Das Land Nordrhein-Westfalen kündigte den Vertrag mit European Homecare kurz nach Bekanntwerden der Bilder, das Rote Kreuz übernahm die Leitung. Die Ermittlungen der Justiz ergaben immer neue erschütternde Details über systematische, schwere Misshandlungen der Asylsuchenden durch die SKI-Wachmänner – in Burbach, aber auch in anderen Heimen, die EHC in Nordrhein-Westfalen betrieb.

Anklage gegen 32 Personen


Ab zehn Uhr am Donnerstag verhandelt nun das Landgericht Siegen die Vorfälle in Burbach. Von einem „Folterprozess“ ist in Medien die Rede, ein Mammutprozess wird es auf jeden Fall. 34.000 Aktenseiten hat die Justiz gesammelt, gegen 32 Personen hat sie Anklage erhoben.

Insgesamt 28 Wachleuten und MitarbeiterInnen von European Homecare wird unter anderen vorsätzliche gefährliche Körperverletzung, Nötigungen, Diebstähle und Freiheitsberaubung vorgeworfen. Unter anderem sollen sie BewohnerInnen bei Verstößen gegen die Hausordnung – etwa Rauchen auf den Zimmern – teils für mehrere Tage in die „Problemzimmer“ gesperrt haben. Insgesamt geht es um 54 Fälle von Ende 2013 bis September 2014. Die meisten Straftaten sollen die MitarbeiterInnen zusammen mit der Heimleitung und der Teamleitung der SozialbetreuerInnen gemeinsam verübt haben.

Motiv für die Misshandlungen war laut Staatsanwaltschaft, die Zahl der Meldungen von Zwischenfällen in der Unterkunft an Polizei- und Ordnungsbehörden niedrig zu halten und den Ruf der Einrichtung so nicht zu gefährden.

Außerdem stehen zwei Mitarbeiter der Bezirksregierung Arnsberg vor Gericht. Diese sollen von den „Problemzimmern“ gewusst haben. Gegen zwei weitere Angeklagte, die kurzfristig erkrankt sind, wird zu einem späteren Zeitpunkt verhandelt.

Doch auch für die Verbleibenden ist das Gerichtsgebäude in Siegen zu klein. Das Verfahren musste in das Kongresszentrum Siegerlandhalle verlegt werden. Bis Mai 2019 sind Prozesstermine angesetzt, wahrscheinlich wird es wesentlich länger dauern.

Die Staatsanwaltschaft Siegen hatte den Angeklagten nach einem Bericht des Kölner Stadt-Anzeigers einen Deal angeboten.
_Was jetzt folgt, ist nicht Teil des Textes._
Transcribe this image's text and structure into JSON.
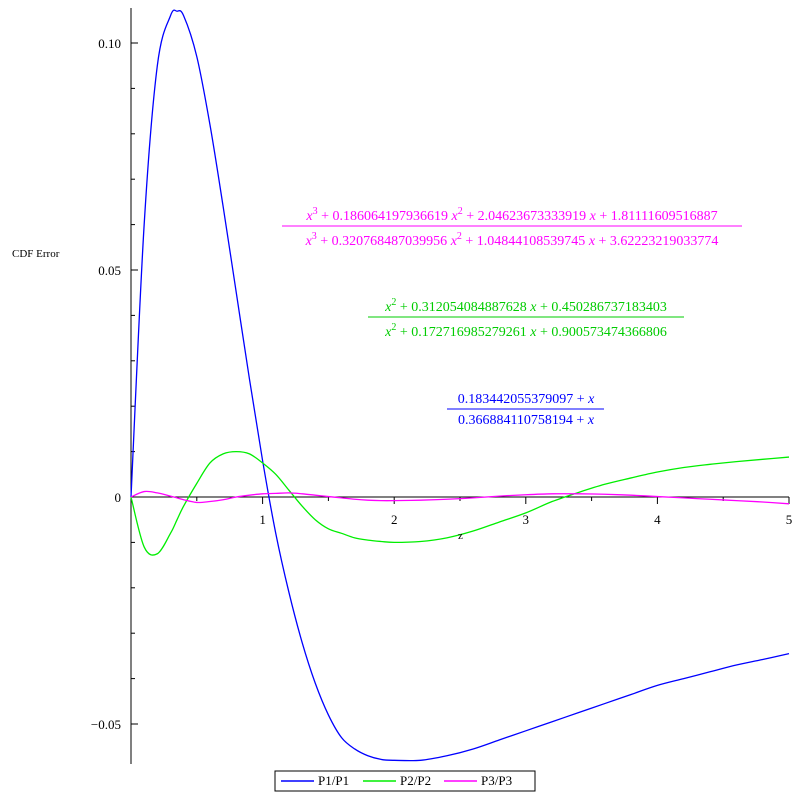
{
  "chart_data": {
    "type": "line",
    "title": "",
    "xlabel": "z",
    "ylabel": "CDF Error",
    "xlim": [
      0,
      5
    ],
    "ylim": [
      -0.058,
      0.108
    ],
    "grid": false,
    "x_ticks": [
      {
        "value": 1,
        "label": "1"
      },
      {
        "value": 2,
        "label": "2"
      },
      {
        "value": 3,
        "label": "3"
      },
      {
        "value": 4,
        "label": "4"
      },
      {
        "value": 5,
        "label": "5"
      }
    ],
    "y_ticks": [
      {
        "value": 0.1,
        "label": "0.10"
      },
      {
        "value": 0.05,
        "label": "0.05"
      },
      {
        "value": 0,
        "label": "0"
      },
      {
        "value": -0.05,
        "label": "−0.05"
      }
    ],
    "legend": {
      "placement": "bottom-center"
    },
    "x": [
      0,
      0.1,
      0.2,
      0.3,
      0.35,
      0.4,
      0.5,
      0.6,
      0.7,
      0.8,
      0.9,
      1.0,
      1.1,
      1.2,
      1.3,
      1.4,
      1.5,
      1.6,
      1.7,
      1.8,
      1.9,
      2.0,
      2.2,
      2.4,
      2.6,
      2.8,
      3.0,
      3.2,
      3.4,
      3.6,
      3.8,
      4.0,
      4.2,
      4.4,
      4.6,
      4.8,
      5.0
    ],
    "series": [
      {
        "name": "P1/P1",
        "color": "#0000ff",
        "values": [
          0,
          0.06,
          0.095,
          0.106,
          0.107,
          0.106,
          0.097,
          0.082,
          0.064,
          0.045,
          0.026,
          0.008,
          -0.008,
          -0.021,
          -0.032,
          -0.041,
          -0.048,
          -0.053,
          -0.0555,
          -0.057,
          -0.0578,
          -0.058,
          -0.058,
          -0.057,
          -0.0555,
          -0.0535,
          -0.0515,
          -0.0495,
          -0.0475,
          -0.0455,
          -0.0435,
          -0.0415,
          -0.04,
          -0.0385,
          -0.037,
          -0.0358,
          -0.0345
        ]
      },
      {
        "name": "P2/P2",
        "color": "#00ee00",
        "values": [
          0,
          -0.011,
          -0.0125,
          -0.008,
          -0.005,
          -0.002,
          0.003,
          0.0075,
          0.0095,
          0.01,
          0.0095,
          0.0075,
          0.005,
          0.0015,
          -0.002,
          -0.005,
          -0.007,
          -0.008,
          -0.009,
          -0.0095,
          -0.0098,
          -0.01,
          -0.0098,
          -0.009,
          -0.0075,
          -0.0055,
          -0.0035,
          -0.001,
          0.001,
          0.0028,
          0.0042,
          0.0055,
          0.0065,
          0.0072,
          0.0078,
          0.0083,
          0.0088
        ]
      },
      {
        "name": "P3/P3",
        "color": "#ff00ff",
        "values": [
          0,
          0.0012,
          0.0009,
          0.0002,
          -0.0002,
          -0.0006,
          -0.0012,
          -0.001,
          -0.0006,
          0.0,
          0.0004,
          0.0007,
          0.0008,
          0.0009,
          0.0007,
          0.0004,
          0.0001,
          -0.0002,
          -0.0005,
          -0.0007,
          -0.0008,
          -0.0008,
          -0.0007,
          -0.0005,
          -0.0002,
          0.0002,
          0.0005,
          0.0007,
          0.0007,
          0.0006,
          0.0004,
          0.0001,
          -0.0002,
          -0.0005,
          -0.0008,
          -0.0011,
          -0.0015
        ]
      }
    ],
    "annotations": [
      {
        "color": "#ff00ff",
        "numerator": [
          "x",
          "3",
          " + 0.186064197936619 ",
          "x",
          "2",
          " + 2.04623673333919 ",
          "x",
          "",
          " + 1.81111609516887"
        ],
        "denominator": [
          "x",
          "3",
          " + 0.320768487039956 ",
          "x",
          "2",
          " + 1.04844108539745 ",
          "x",
          "",
          " + 3.62223219033774"
        ]
      },
      {
        "color": "#00cc00",
        "numerator": [
          "x",
          "2",
          " + 0.312054084887628 ",
          "x",
          "",
          " + 0.450286737183403"
        ],
        "denominator": [
          "x",
          "2",
          " + 0.172716985279261 ",
          "x",
          "",
          " + 0.900573474366806"
        ]
      },
      {
        "color": "#0000ff",
        "numerator": [
          "0.183442055379097 + ",
          "x",
          ""
        ],
        "denominator": [
          "0.366884110758194 + ",
          "x",
          ""
        ]
      }
    ]
  }
}
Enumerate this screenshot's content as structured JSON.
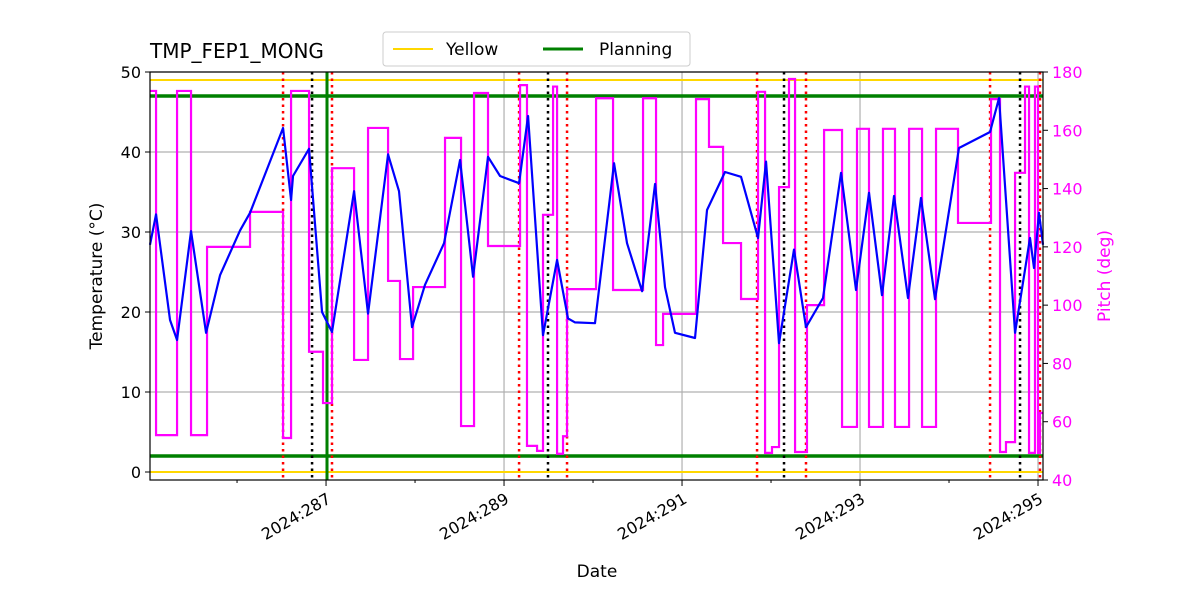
{
  "chart_data": {
    "type": "line",
    "title": "TMP_FEP1_MONG",
    "xlabel": "Date",
    "ylabel": "Temperature (°C)",
    "ylabel_right": "Pitch (deg)",
    "xlim": [
      285.022,
      295.056
    ],
    "ylim": [
      -1,
      50
    ],
    "ylim_right": [
      40,
      180
    ],
    "x_ticks": [
      {
        "value": 287,
        "label": "2024:287"
      },
      {
        "value": 289,
        "label": "2024:289"
      },
      {
        "value": 291,
        "label": "2024:291"
      },
      {
        "value": 293,
        "label": "2024:293"
      },
      {
        "value": 295,
        "label": "2024:295"
      }
    ],
    "x_minor_ticks": [
      286,
      288,
      290,
      292,
      294
    ],
    "y_ticks": [
      0,
      10,
      20,
      30,
      40,
      50
    ],
    "y_ticks_right": [
      40,
      60,
      80,
      100,
      120,
      140,
      160,
      180
    ],
    "grid": true,
    "legend": {
      "placement": "top-center",
      "entries": [
        "Yellow",
        "Planning"
      ]
    },
    "colors": {
      "temperature": "#0000ff",
      "pitch": "#ff00ff",
      "yellow": "#ffd700",
      "planning": "#008000",
      "red_marker": "#ff0000",
      "black_marker": "#000000",
      "pitch_axis": "#ff00ff"
    },
    "limits": [
      {
        "name": "Yellow",
        "values": [
          49,
          0
        ],
        "color": "#ffd700"
      },
      {
        "name": "Planning",
        "values": [
          47,
          2
        ],
        "color": "#008000"
      }
    ],
    "vertical_lines": {
      "red_dotted": [
        286.517,
        287.067,
        289.169,
        289.708,
        291.843,
        292.393,
        294.461,
        295.022
      ],
      "black_dotted": [
        286.843,
        289.494,
        292.146,
        294.798
      ],
      "green_solid": [
        287.011
      ]
    },
    "temperature": {
      "x": [
        285.022,
        285.09,
        285.247,
        285.326,
        285.483,
        285.652,
        285.809,
        286.034,
        286.146,
        286.517,
        286.607,
        286.629,
        286.809,
        286.955,
        287.067,
        287.315,
        287.472,
        287.697,
        287.82,
        287.966,
        288.112,
        288.326,
        288.506,
        288.652,
        288.82,
        288.955,
        289.169,
        289.27,
        289.438,
        289.596,
        289.719,
        289.798,
        290.022,
        290.236,
        290.382,
        290.551,
        290.697,
        290.809,
        290.921,
        291.146,
        291.281,
        291.483,
        291.663,
        291.854,
        291.944,
        292.09,
        292.258,
        292.393,
        292.584,
        292.787,
        292.955,
        293.101,
        293.247,
        293.382,
        293.539,
        293.685,
        293.843,
        294.112,
        294.461,
        294.562,
        294.742,
        294.91,
        294.955,
        295.011,
        295.056
      ],
      "y": [
        28.4,
        32.2,
        19.0,
        16.5,
        30.1,
        17.4,
        24.6,
        30.2,
        32.4,
        43.0,
        34.0,
        37.0,
        40.4,
        20.0,
        17.5,
        35.1,
        19.8,
        39.7,
        35.1,
        18.1,
        23.4,
        28.6,
        39.0,
        24.4,
        39.4,
        37.0,
        36.1,
        44.5,
        17.1,
        26.5,
        19.2,
        18.7,
        18.6,
        38.6,
        28.6,
        22.6,
        36.0,
        23.1,
        17.4,
        16.75,
        32.75,
        37.5,
        36.9,
        29.25,
        38.8,
        16.1,
        27.8,
        18.1,
        21.75,
        37.4,
        22.75,
        34.9,
        22.1,
        34.5,
        21.75,
        34.25,
        21.6,
        40.5,
        42.5,
        46.75,
        17.4,
        29.25,
        25.5,
        32.4,
        28.4
      ]
    },
    "pitch": {
      "step": "post",
      "x": [
        285.022,
        285.09,
        285.326,
        285.483,
        285.663,
        286.146,
        286.517,
        286.607,
        286.809,
        286.966,
        287.067,
        287.315,
        287.472,
        287.697,
        287.831,
        287.978,
        288.337,
        288.517,
        288.663,
        288.82,
        289.18,
        289.258,
        289.371,
        289.438,
        289.551,
        289.596,
        289.663,
        289.708,
        290.034,
        290.225,
        290.562,
        290.708,
        290.787,
        291.157,
        291.303,
        291.461,
        291.663,
        291.854,
        291.933,
        292.011,
        292.09,
        292.202,
        292.27,
        292.404,
        292.596,
        292.798,
        292.966,
        293.101,
        293.258,
        293.393,
        293.551,
        293.697,
        293.854,
        294.101,
        294.472,
        294.573,
        294.64,
        294.742,
        294.854,
        294.899,
        294.966,
        295.0,
        295.022,
        295.056
      ],
      "y": [
        173.5,
        55.4,
        173.5,
        55.4,
        120,
        132,
        54.4,
        173.5,
        84,
        66.4,
        147,
        81.2,
        160.8,
        108.3,
        81.5,
        106.2,
        157.4,
        58.5,
        172.8,
        120.3,
        175.5,
        51.7,
        50,
        131,
        175,
        49,
        55,
        105.5,
        171,
        105.2,
        171,
        86.3,
        97,
        170.7,
        154.3,
        121.3,
        102.1,
        173.2,
        49.3,
        51.3,
        140.5,
        177.6,
        49.6,
        100,
        160.1,
        58.2,
        160.5,
        58.2,
        160.5,
        58.2,
        160.5,
        58.2,
        160.5,
        128.2,
        170.7,
        49.6,
        53,
        145.4,
        175,
        49.3,
        175,
        49.3,
        63,
        63
      ]
    }
  }
}
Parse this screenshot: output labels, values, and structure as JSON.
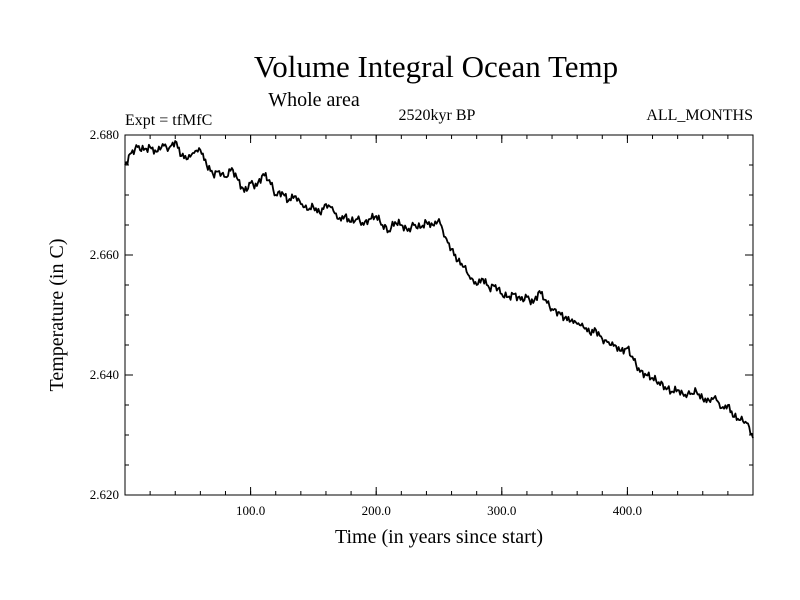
{
  "chart_data": {
    "type": "line",
    "title": "Volume Integral Ocean Temp",
    "subtitle": "Whole area",
    "experiment": "Expt = tfMfC",
    "period": "2520kyr BP",
    "months": "ALL_MONTHS",
    "xlabel": "Time (in years since start)",
    "ylabel": "Temperature (in C)",
    "xlim": [
      0,
      500
    ],
    "ylim": [
      2.62,
      2.68
    ],
    "x_ticks": [
      {
        "value": 100,
        "label": "100.0"
      },
      {
        "value": 200,
        "label": "200.0"
      },
      {
        "value": 300,
        "label": "300.0"
      },
      {
        "value": 400,
        "label": "400.0"
      }
    ],
    "y_ticks": [
      {
        "value": 2.62,
        "label": "2.620"
      },
      {
        "value": 2.64,
        "label": "2.640"
      },
      {
        "value": 2.66,
        "label": "2.660"
      },
      {
        "value": 2.68,
        "label": "2.680"
      }
    ],
    "x_minor_step": 20,
    "y_minor_step": 0.005,
    "series": [
      {
        "name": "Volume Integral Ocean Temp",
        "color": "#000000",
        "x": [
          0,
          5,
          10,
          15,
          20,
          25,
          30,
          35,
          40,
          45,
          50,
          55,
          60,
          65,
          70,
          75,
          80,
          85,
          90,
          95,
          100,
          105,
          110,
          115,
          120,
          125,
          130,
          135,
          140,
          145,
          150,
          155,
          160,
          165,
          170,
          175,
          180,
          185,
          190,
          195,
          200,
          205,
          210,
          215,
          220,
          225,
          230,
          235,
          240,
          245,
          250,
          255,
          260,
          265,
          270,
          275,
          280,
          285,
          290,
          295,
          300,
          305,
          310,
          315,
          320,
          325,
          330,
          335,
          340,
          345,
          350,
          355,
          360,
          365,
          370,
          375,
          380,
          385,
          390,
          395,
          400,
          405,
          410,
          415,
          420,
          425,
          430,
          435,
          440,
          445,
          450,
          455,
          460,
          465,
          470,
          475,
          480,
          485,
          490,
          495,
          500
        ],
        "y": [
          2.675,
          2.677,
          2.678,
          2.6775,
          2.678,
          2.6772,
          2.6785,
          2.6778,
          2.679,
          2.6765,
          2.676,
          2.677,
          2.6775,
          2.675,
          2.6735,
          2.674,
          2.673,
          2.6745,
          2.6725,
          2.6705,
          2.672,
          2.6715,
          2.6735,
          2.6725,
          2.67,
          2.6705,
          2.669,
          2.6698,
          2.6685,
          2.6675,
          2.668,
          2.667,
          2.6685,
          2.668,
          2.666,
          2.6665,
          2.6655,
          2.666,
          2.665,
          2.666,
          2.6665,
          2.665,
          2.664,
          2.6655,
          2.665,
          2.664,
          2.665,
          2.6645,
          2.6655,
          2.665,
          2.666,
          2.663,
          2.661,
          2.659,
          2.658,
          2.656,
          2.655,
          2.656,
          2.6545,
          2.655,
          2.6535,
          2.653,
          2.6535,
          2.6525,
          2.653,
          2.652,
          2.654,
          2.6525,
          2.651,
          2.6505,
          2.6495,
          2.649,
          2.6485,
          2.648,
          2.647,
          2.6475,
          2.646,
          2.6455,
          2.645,
          2.644,
          2.6445,
          2.6425,
          2.6405,
          2.64,
          2.6395,
          2.6388,
          2.638,
          2.6372,
          2.6375,
          2.6365,
          2.6368,
          2.6372,
          2.636,
          2.6358,
          2.6365,
          2.6345,
          2.635,
          2.633,
          2.6325,
          2.632,
          2.6295
        ]
      }
    ]
  }
}
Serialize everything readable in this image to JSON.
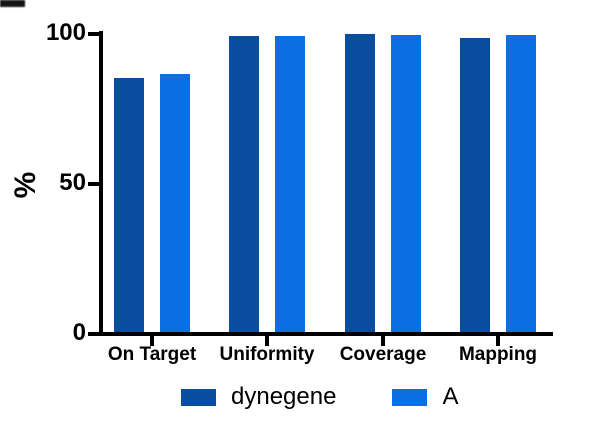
{
  "chart_data": {
    "type": "bar",
    "title": "",
    "categories": [
      "On Target",
      "Uniformity",
      "Coverage",
      "Mapping"
    ],
    "series": [
      {
        "name": "dynegene",
        "color": "#084D9E",
        "values": [
          85.5,
          99.5,
          99.9,
          98.8
        ]
      },
      {
        "name": "A",
        "color": "#0B6FE4",
        "values": [
          86.6,
          99.2,
          99.7,
          99.8
        ]
      }
    ],
    "xlabel": "",
    "ylabel": "%",
    "ylim": [
      0,
      100
    ],
    "yticks": [
      0,
      50,
      100
    ],
    "grid": false,
    "legend_position": "bottom",
    "axis_color": "#000000",
    "background_color": "#ffffff"
  }
}
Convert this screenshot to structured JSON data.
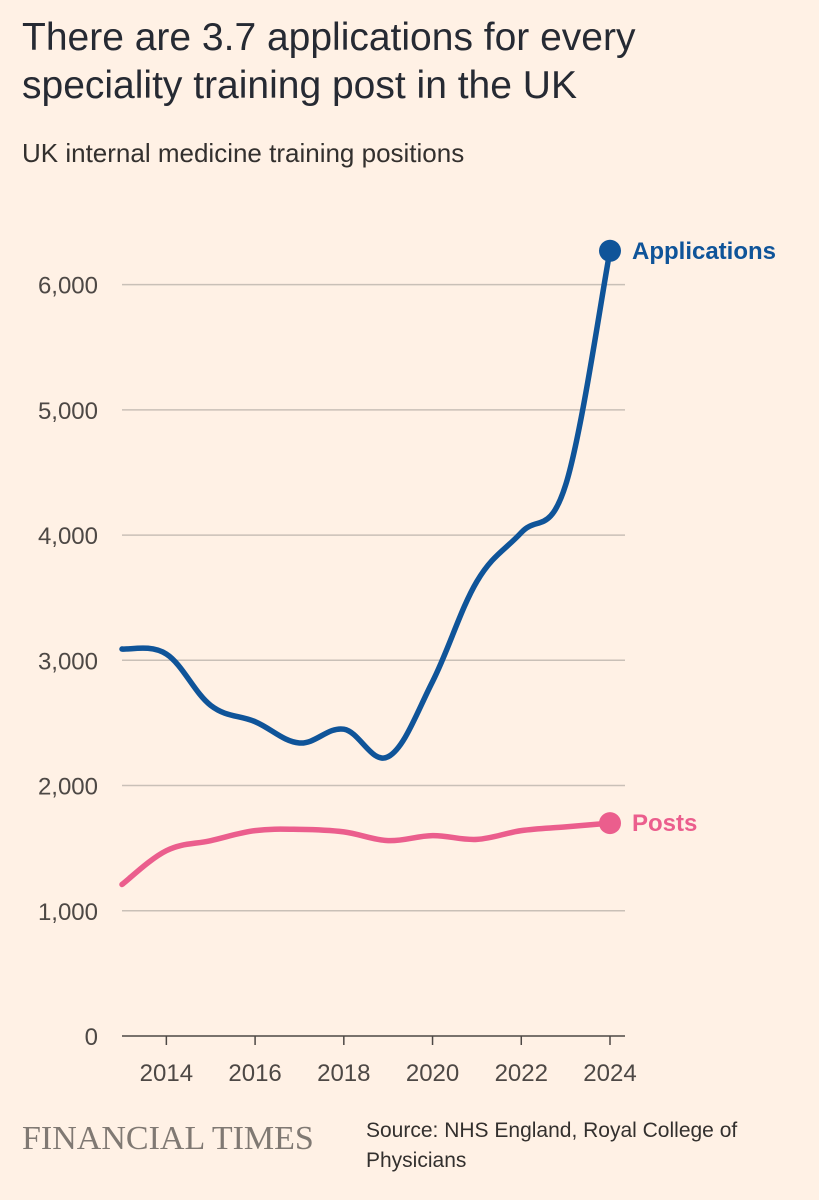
{
  "header": {
    "title": "There are 3.7 applications for every speciality training post in the UK",
    "subtitle": "UK internal medicine training positions"
  },
  "footer": {
    "logo": "FINANCIAL TIMES",
    "source": "Source: NHS England, Royal College of Physicians"
  },
  "chart_data": {
    "type": "line",
    "title": "There are 3.7 applications for every speciality training post in the UK",
    "subtitle": "UK internal medicine training positions",
    "xlabel": "",
    "ylabel": "",
    "xlim": [
      2013,
      2024
    ],
    "ylim": [
      0,
      6500
    ],
    "x_ticks": [
      "2014",
      "2016",
      "2018",
      "2020",
      "2022",
      "2024"
    ],
    "y_ticks": [
      "0",
      "1,000",
      "2,000",
      "3,000",
      "4,000",
      "5,000",
      "6,000"
    ],
    "grid": "horizontal",
    "legend": "direct labels at line ends",
    "x": [
      2013,
      2014,
      2015,
      2016,
      2017,
      2018,
      2019,
      2020,
      2021,
      2022,
      2023,
      2024
    ],
    "series": [
      {
        "name": "Applications",
        "color": "#0F5499",
        "values": [
          3090,
          3050,
          2640,
          2510,
          2340,
          2450,
          2230,
          2830,
          3630,
          4020,
          4400,
          6270
        ]
      },
      {
        "name": "Posts",
        "color": "#EB5E8D",
        "values": [
          1210,
          1480,
          1560,
          1640,
          1650,
          1630,
          1560,
          1600,
          1570,
          1640,
          1670,
          1700
        ]
      }
    ]
  }
}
Am 20. November 2017 trafen sich demnach alle Prozessbeteiligten zu einem Vorgespräch. Der zuständige Oberstaatsanwalt habe den Verteidigern ein Angebot gemacht: Für den Fall eines Geständnisses habe der Ankläger angeboten, die Fälle gegen eine Geldstrafe oder im Höchstfall gegen Bewährungsstrafen zu den Akten zu legen, sagte der Hagener Rechtsanwalt Ihsan Tanyolu, der einen der Angeklagten vertritt. Bis auf sechs Angeklagte hätte alle die aus prozessökonomischen Gründen erfolgte Offerte abgelehnt. Die sechs Geständigen werden sich in einem zweiten Prozess ab Januar 2019 verantworten müssen.